Realtor.com goes into more depth on the national housing market here:
New Listings Increase Over May- A Welcome Sign
Nationally, the inventory of homes actively for sale in June decreased by 43.1% over the past year, a lower rate of decline compared to the 50.9% drop in May. A deceleration in the decline of inventory means the market is heading in an encouraging direction, but active inventory still remains historically low. This decline amounted to 415,000 fewer homes actively for sale on a typical day in June compared to the previous year. The total number of unsold homes nationwide–a metric that includes active listings and listings in various stages of the selling process that are not yet sold– is down 20.3% percent from June 2020.
In June, newly listed homes grew by 5.5% on a year-over-year basis, and by 10.9% on a month-over-month basis. Typically, fewer newly listed homes appear on the market in the month of June compared to May. This year, growth in new listings is continuing later into the summer season, a welcome sign for a tight housing market. However, newly listed homes are still down 14.4% from the typical rate of newly listed homes in 2017 to 2019.

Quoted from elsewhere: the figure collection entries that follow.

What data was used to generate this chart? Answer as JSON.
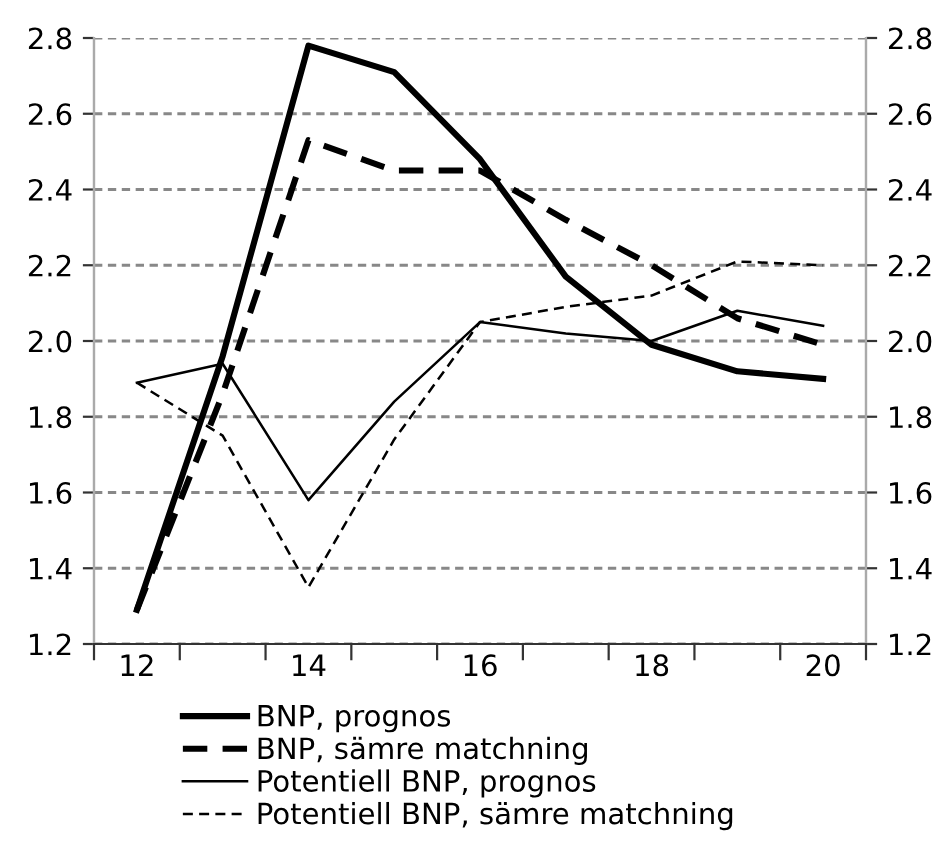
{
  "chart_data": {
    "type": "line",
    "categories": [
      "12",
      null,
      "14",
      null,
      "16",
      null,
      "18",
      null,
      "20"
    ],
    "series": [
      {
        "name": "BNP, prognos",
        "color": "#000000",
        "line_style": "solid",
        "values": [
          1.29,
          1.96,
          2.78,
          2.71,
          2.48,
          2.17,
          1.99,
          1.92,
          1.9
        ]
      },
      {
        "name": "BNP, sämre matchning",
        "color": "#000000",
        "line_style": "dashed",
        "values": [
          1.29,
          1.86,
          2.53,
          2.45,
          2.45,
          2.32,
          2.2,
          2.06,
          1.99
        ]
      },
      {
        "name": "Potentiell BNP, prognos",
        "color": "#000000",
        "line_style": "solid",
        "values": [
          1.89,
          1.94,
          1.58,
          1.84,
          2.05,
          2.02,
          2.0,
          2.08,
          2.04
        ]
      },
      {
        "name": "Potentiell BNP, sämre matchning",
        "color": "#000000",
        "line_style": "dashed",
        "values": [
          1.89,
          1.75,
          1.35,
          1.74,
          2.05,
          2.09,
          2.12,
          2.21,
          2.2
        ]
      }
    ],
    "ylim": [
      1.2,
      2.8
    ],
    "yticks": [
      1.2,
      1.4,
      1.6,
      1.8,
      {
        "value": 2,
        "label": "2.0"
      },
      2.2,
      2.4,
      2.6,
      2.8
    ],
    "y2lim": [
      1.2,
      2.8
    ],
    "y2ticks": [
      1.2,
      1.4,
      1.6,
      1.8,
      {
        "value": 2,
        "label": "2.0"
      },
      2.2,
      2.4,
      2.6,
      2.8
    ],
    "grid": "y",
    "legend": "bottom",
    "marker": "none"
  }
}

The inventory of homes actively for sale in the 50 largest U.S. metros overall decreased by 40.5% over last year in June, a slowdown in the rate of decline compared to last month’s 49.4% decrease. Regionally, the inventory of homes in southern metros is still showing the largest year-over-year decline. Large southern metros are also seeing the lowest growth in newly listed homes (+4.6%), on average, compared to last year, while newly listed homes in large metros in the Midwest, West, and Northeast, were growing by 19.6%, 18.4%, and 9.9% year-over-year, respectively. In both May and June this year, large Southern metros have not seen many more new listings than the same time last year, which were lower in the South in 2020 much like they were in other regions. By comparison, other regions are either approaching or have reached normal levels seen between 2017 and 2019.
Markets that are seeing the largest year-over-year growth in newly listed homes include Milwaukee (+44.7%), San Jose (+40.7%), and Cleveland (+37.9%). Markets that are still seeing a decline in newly listed homes compared to last year include southern metros such as Nashville (-24.2%), Raleigh (-21.4%), and Miami (-7.8%).